In 2007, Levitt, Oliver Pennington and Daniel Sabados co-founded ServiceSeeking.com.au, an online services marketplace, where tradesmen contact customers to get jobs done. Levitt procured more than $10 million in venture capital for the business to launch it and raised money from the 5 founders of Carsales Ltd including Greg Roebuck and Wal Pisciotta, Hamish Douglass from Magellan, Anthony Klok (ex-CEO of Betfair) and David Allingham, owner and portfolio manager at Eley Griffiths Group. As of 2017, ServiceSeeking.com.au has over 20,000 paying customers and has fielded over 10 million quotes. The website has reportedly generated over $3.2 billion worth of jobs. As of 2018, Levitt and Pennington are the CEOs and Sabados the CTO of the company.

Levitt surveys his customer database to determine the cheapest and most expensive areas in Australia to hire tradespeople. He also produces the Tradie Rich List, a list of the wealthiest tradesmen in Australia ranked by yearly incomes and charge out rates. His data reports which trades earn $100,000 per year or more.

== Awards and recognition ==
In 1997, he received the Ivo Whiston Kerr memorial price for Economics at Sydney Grammar in 1997 and the Prize for First Year Accounting at Sydney University in 1998.

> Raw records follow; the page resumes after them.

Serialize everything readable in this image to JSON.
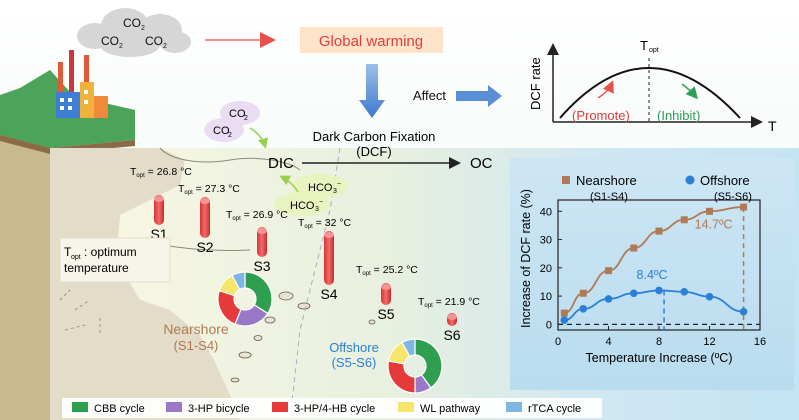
{
  "top": {
    "co2_cloud": [
      "CO",
      "CO",
      "CO"
    ],
    "global_warming": "Global warming",
    "affect": "Affect",
    "co2_bubbles": [
      "CO",
      "CO"
    ]
  },
  "dcf_curve": {
    "ylabel": "DCF rate",
    "xlabel": "T",
    "topt": "T",
    "promote": "(Promote)",
    "inhibit": "(Inhibit)"
  },
  "dcf_process": {
    "title": "Dark Carbon Fixation",
    "abbr": "(DCF)",
    "dic": "DIC",
    "oc": "OC",
    "hco3_a": "HCO",
    "hco3_b": "HCO"
  },
  "stations": [
    {
      "id": "S1",
      "topt_value": "= 26.8 °C",
      "height": 0.3
    },
    {
      "id": "S2",
      "topt_value": "= 27.3 °C",
      "height": 0.41
    },
    {
      "id": "S3",
      "topt_value": "= 26.9 °C",
      "height": 0.3
    },
    {
      "id": "S4",
      "topt_value": "= 32 °C",
      "height": 0.54
    },
    {
      "id": "S5",
      "topt_value": "= 25.2 °C",
      "height": 0.22
    },
    {
      "id": "S6",
      "topt_value": "= 21.9 °C",
      "height": 0.13
    }
  ],
  "map": {
    "legend_note_line1": ": optimum",
    "legend_note_line2": "temperature",
    "nearshore_label": "Nearshore",
    "nearshore_sub": "(S1-S4)",
    "offshore_label": "Offshore",
    "offshore_sub": "(S5-S6)"
  },
  "pies": {
    "nearshore": [
      {
        "name": "CBB cycle",
        "value": 0.34
      },
      {
        "name": "3-HP bicycle",
        "value": 0.22
      },
      {
        "name": "3-HP/4-HB cycle",
        "value": 0.24
      },
      {
        "name": "WL pathway",
        "value": 0.12
      },
      {
        "name": "rTCA cycle",
        "value": 0.08
      }
    ],
    "offshore": [
      {
        "name": "CBB cycle",
        "value": 0.4
      },
      {
        "name": "3-HP bicycle",
        "value": 0.1
      },
      {
        "name": "3-HP/4-HB cycle",
        "value": 0.28
      },
      {
        "name": "WL pathway",
        "value": 0.14
      },
      {
        "name": "rTCA cycle",
        "value": 0.08
      }
    ]
  },
  "legend": [
    {
      "label": "CBB cycle",
      "color": "#2e9e4f"
    },
    {
      "label": "3-HP bicycle",
      "color": "#9a78c8"
    },
    {
      "label": "3-HP/4-HB cycle",
      "color": "#e53a3a"
    },
    {
      "label": "WL pathway",
      "color": "#f7e46a"
    },
    {
      "label": "rTCA cycle",
      "color": "#7fb6e2"
    }
  ],
  "chart_data": {
    "type": "line",
    "ylabel": "Increase of DCF rate (%)",
    "xlabel": "Temperature Increase (ºC)",
    "xlim": [
      0,
      16
    ],
    "ylim": [
      -2,
      44
    ],
    "xticks": [
      0,
      4,
      8,
      12,
      16
    ],
    "yticks": [
      0,
      10,
      20,
      30,
      40
    ],
    "series": [
      {
        "name": "Nearshore",
        "sub": "(S1-S4)",
        "color": "#b07a55",
        "x": [
          0.5,
          2,
          4,
          6,
          8,
          10,
          12,
          14.7
        ],
        "y": [
          4,
          11,
          19,
          27,
          33,
          37,
          40,
          41.5
        ],
        "topt_label": "14.7ºC",
        "topt_x": 14.7
      },
      {
        "name": "Offshore",
        "sub": "(S5-S6)",
        "color": "#2a7fd6",
        "x": [
          0.5,
          2,
          4,
          6,
          8,
          10,
          12,
          14.7
        ],
        "y": [
          1.5,
          5.5,
          9,
          11,
          12,
          11.5,
          9.8,
          4.5
        ],
        "topt_label": "8.4ºC",
        "topt_x": 8.4
      }
    ]
  }
}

In 2010, for his contributions in the Australian entrepreneurship and job market, Levitt was listed on Smart Company's "Hot 30 Under 30" list.

In 2012, Levitt was featured on the December's issue of the Entrepreneurs' Organization Octane Magazine.

In 2014, Levitt received a nomination for a Pearcey Award, namely the NSW 2014 TECH Entrepreneur of the Year Award. He was among the finalists. The committee was composed of high-profile members from the Australian Computer Society, the Australian Institute of International Affairs and the Pearcy Foundation.